"The Ten" Ryan Schneider, President and CEO, Anywhere
Illustration by Lanette Behiry/Real Estate News

The Ten: How Ryan Schneider’s big bet paid off 

As lawsuits bogged down many industry players, Anywhere’s CEO made the decision to settle, positioning his company to focus on profitability and the path ahead.

December 27, 2023
3 minutes

Editor's Note: In a historic year shaped by trials — of all kinds — a handful of people and themes have emerged as defining forces. Real Estate News has selected the top newsmakers of 2023 who have left a mark on the industry or shown perseverance in the face of epic challenges and opportunities. They are The Ten.

In the latter half of 2023, lawsuits that could radically reshape the industry have forced many real estate leaders to defend themselves, their companies and fundamental ways of doing business.  

And while NAR and others have vowed to fight on and appeal, even as cases mount, Anywhere CEO Ryan Schneider took a dramatically different step and chose to settle. As the first company to do so, the decision was seen by some as a big gamble — but it ultimately paid off for the brokerage giant and for Schneider personally.

In the settlement, Anywhere agreed to make significant changes to its commissions practices and pay $83.5 million to the home sellers involved in three class action suits: Moehrl, Sitzer/Burnett and Nosalek.
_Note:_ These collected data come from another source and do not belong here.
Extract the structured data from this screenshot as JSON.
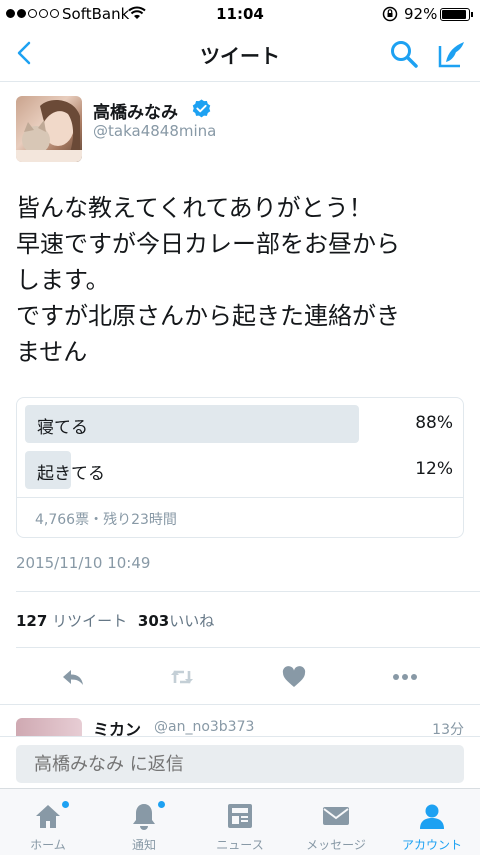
{
  "status_bar": {
    "carrier": "SoftBank",
    "time": "11:04",
    "battery_percent": "92%",
    "battery_level": 0.92
  },
  "header": {
    "title": "ツイート"
  },
  "author": {
    "name": "高橋みなみ",
    "handle": "@taka4848mina"
  },
  "tweet": {
    "lines": [
      "皆んな教えてくれてありがとう！",
      "早速ですが今日カレー部をお昼から",
      "します。",
      "ですが北原さんから起きた連絡がき",
      "ません"
    ]
  },
  "poll": {
    "options": [
      {
        "label": "寝てる",
        "percent_text": "88%",
        "fraction": 0.88
      },
      {
        "label": "起きてる",
        "percent_text": "12%",
        "fraction": 0.12
      }
    ],
    "meta": "4,766票・残り23時間"
  },
  "timestamp": "2015/11/10 10:49",
  "counts": {
    "retweets": "127",
    "retweets_label": "リツイート",
    "likes": "303",
    "likes_label": "いいね"
  },
  "reply_preview": {
    "name": "ミカン",
    "handle": "@an_no3b373",
    "time": "13分"
  },
  "reply_bar": {
    "placeholder": "高橋みなみ に返信"
  },
  "tabs": [
    {
      "label": "ホーム",
      "icon": "home-icon",
      "badge": true
    },
    {
      "label": "通知",
      "icon": "bell-icon",
      "badge": true
    },
    {
      "label": "ニュース",
      "icon": "news-icon",
      "badge": false
    },
    {
      "label": "メッセージ",
      "icon": "envelope-icon",
      "badge": false
    },
    {
      "label": "アカウント",
      "icon": "person-icon",
      "badge": false,
      "active": true
    }
  ],
  "colors": {
    "accent": "#1da1f2",
    "muted": "#8899a6",
    "poll_bar": "#e1e8ed"
  }
}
While the payout was substantial, settling was pitched as the most cost-effective path forward, and one which would free the company from the distraction of litigation.
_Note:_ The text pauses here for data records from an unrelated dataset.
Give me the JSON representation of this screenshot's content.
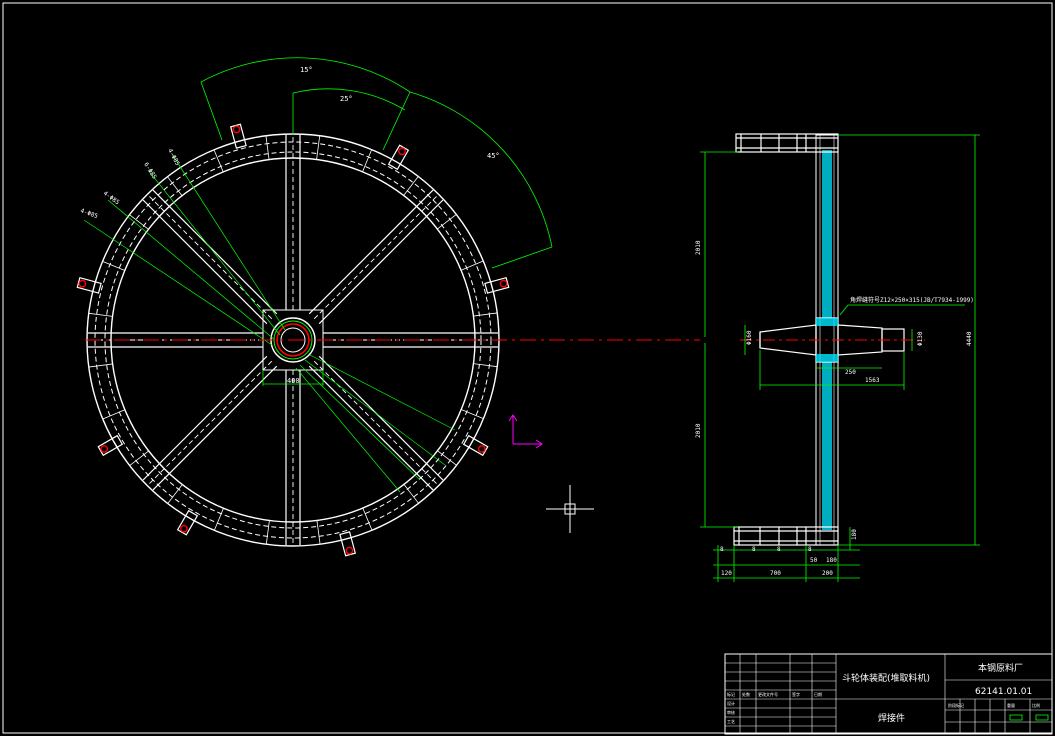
{
  "drawing": {
    "background": "#000000",
    "colors": {
      "outline": "#ffffff",
      "dimension": "#00ff00",
      "centerline": "#ff0000",
      "hidden": "#ffffff",
      "weld_fill": "#00e5ff",
      "ucs": "#ff00ff"
    }
  },
  "front_view": {
    "angle_labels": [
      "15°",
      "25°",
      "45°"
    ],
    "leader_labels": [
      "4-Φ85",
      "6-Φ85",
      "4-Φ85",
      "4-Φ85"
    ],
    "hub_dimension": "400"
  },
  "side_view": {
    "label_upper_height": "2010",
    "label_lower_height": "2010",
    "label_overall_height": "4440",
    "note": "角焊缝符号Z12×250×315(JB/T7934-1999)",
    "label_hub_left": "Φ160",
    "label_hub_right": "Φ130",
    "label_250": "250",
    "label_1563": "1563",
    "label_180": "180",
    "bottom_dims": [
      "8",
      "8",
      "8",
      "8",
      "120",
      "700",
      "200",
      "50",
      "180"
    ]
  },
  "title_block": {
    "title": "斗轮体装配(堆取料机)",
    "company": "本钢原料厂",
    "drawing_number": "62141.01.01",
    "material": "焊接件",
    "small_labels": [
      "标记",
      "处数",
      "更改文件号",
      "签字",
      "日期",
      "设计",
      "审核",
      "工艺",
      "阶段标记",
      "重量",
      "比例"
    ]
  }
}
"We believe this is the right course of action to remove future uncertainty and ongoing legal expense, serving the best interests of the company," Schneider said when the details of the settlement were released in October.

During the company's third-quarter earnings call, Schneider touched on the topic again, telling investors that settling would allow Anywhere to put "significant litigation behind us" and "set Anywhere up for powerful momentum as the housing market improves."
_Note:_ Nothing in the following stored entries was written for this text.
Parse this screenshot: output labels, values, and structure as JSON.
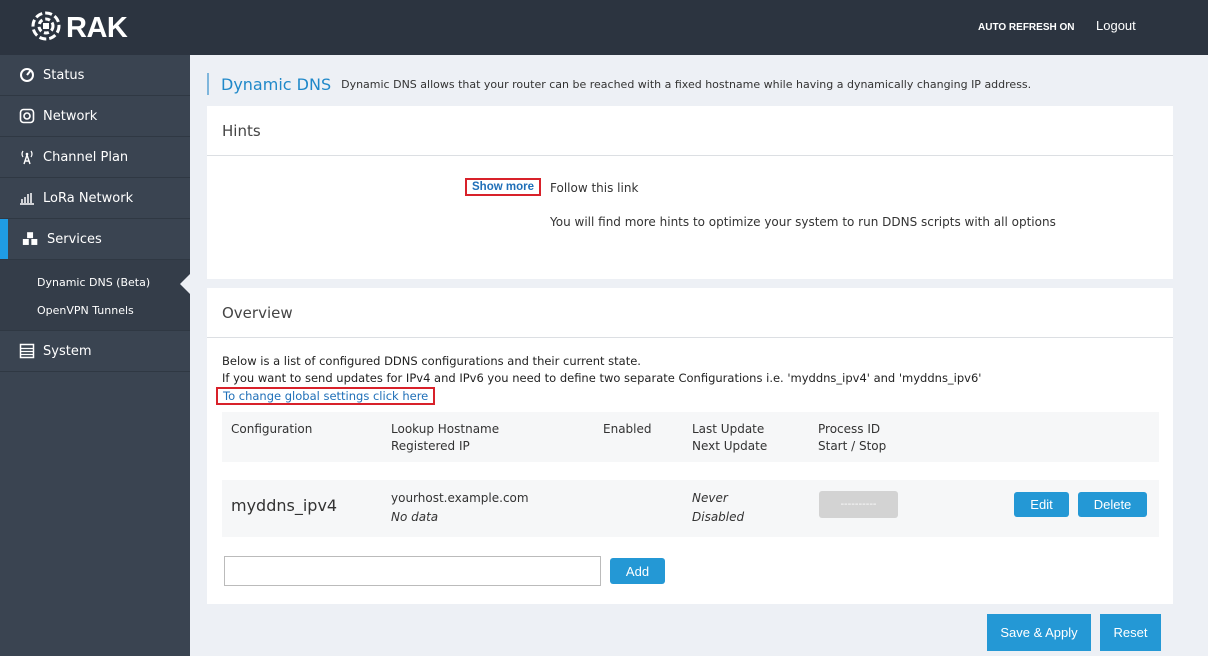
{
  "header": {
    "brand": "RAK",
    "auto_refresh": "AUTO REFRESH ON",
    "logout": "Logout"
  },
  "sidebar": {
    "items": [
      {
        "label": "Status",
        "icon": "status-icon"
      },
      {
        "label": "Network",
        "icon": "network-icon"
      },
      {
        "label": "Channel Plan",
        "icon": "antenna-icon"
      },
      {
        "label": "LoRa Network",
        "icon": "signal-bars-icon"
      },
      {
        "label": "Services",
        "icon": "cubes-icon",
        "active": true
      },
      {
        "label": "System",
        "icon": "server-icon"
      }
    ],
    "subitems": [
      {
        "label": "Dynamic DNS (Beta)",
        "active": true
      },
      {
        "label": "OpenVPN Tunnels"
      }
    ]
  },
  "page": {
    "title": "Dynamic DNS",
    "description": "Dynamic DNS allows that your router can be reached with a fixed hostname while having a dynamically changing IP address."
  },
  "hints": {
    "title": "Hints",
    "show_more": "Show more",
    "follow": "Follow this link",
    "description": "You will find more hints to optimize your system to run DDNS scripts with all options"
  },
  "overview": {
    "title": "Overview",
    "line1": "Below is a list of configured DDNS configurations and their current state.",
    "line2": "If you want to send updates for IPv4 and IPv6 you need to define two separate Configurations i.e. 'myddns_ipv4' and 'myddns_ipv6'",
    "global_link": "To change global settings click here",
    "columns": {
      "configuration": "Configuration",
      "lookup_hostname": "Lookup Hostname",
      "registered_ip": "Registered IP",
      "enabled": "Enabled",
      "last_update": "Last Update",
      "next_update": "Next Update",
      "process_id": "Process ID",
      "start_stop": "Start / Stop"
    },
    "rows": [
      {
        "configuration": "myddns_ipv4",
        "hostname": "yourhost.example.com",
        "registered_ip": "No data",
        "last_update": "Never",
        "next_update": "Disabled",
        "start_stop": "----------",
        "edit": "Edit",
        "delete": "Delete"
      }
    ],
    "add_input_value": "",
    "add_button": "Add"
  },
  "footer": {
    "save_apply": "Save & Apply",
    "reset": "Reset"
  },
  "colors": {
    "accent": "#2498d5",
    "topbar": "#2c3440",
    "sidebar": "#3a4451",
    "highlight_box": "#d8212a"
  }
}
A $5 million bonus after cutting a path through "a challenging year"

The company's focus on moving forward follows a period of steep losses earlier in the year. In March, Schneider told Real Estate News that he expected business to be down 15-20% and said the company was "planning conservatively for a challenging year."

Schneider's bold decision not only spared the company the expense and burden of prolonged court battles, it appeared to please Anywhere's board of directors. In November, the board rewarded Schneider for his handling of the lawsuits with a $5 million cash bonus

Beyond settling the lawsuits, the board acknowledged Schneider's leadership and efforts to reduce costs and focus on efficiency. During the Q3 earnings release, the company said it had achieved $60 million in realized cost savings and reduced debt by $281 million.

Under Schneider's leadership, Anywhere has also elevated women leaders to top positions in the company. Sue Yannaccone, CEO of Anywhere Brands, moved into an expanded role in December 2022. In addition to her brand leadership, Yannaccone continues to be involved in What Moves Her, a mentoring network for women in real estate she founded in 2020. And in March, Anywhere appointed Kamini Lane as president and CEO of Coldwell Banker Realty, and expanded the leadership role of Liz Gehringer, president of Coldwell Banker Affiliates, to include Better Home and Gardens Real Estate, CENTURY 21 and ERA Real Estate.

Schneider told Real Estate News in December that he believes Anywhere is ready for what comes next, in 2024 and beyond. 

"A challenging market and changing industry dynamics leveled the playing field for all, and we seized the opportunity to leverage our distinct advantages — our integrated business, powerful scale, profitability, ability to invest, and bench of influential leaders — to position Anywhere to lead the industry into the future."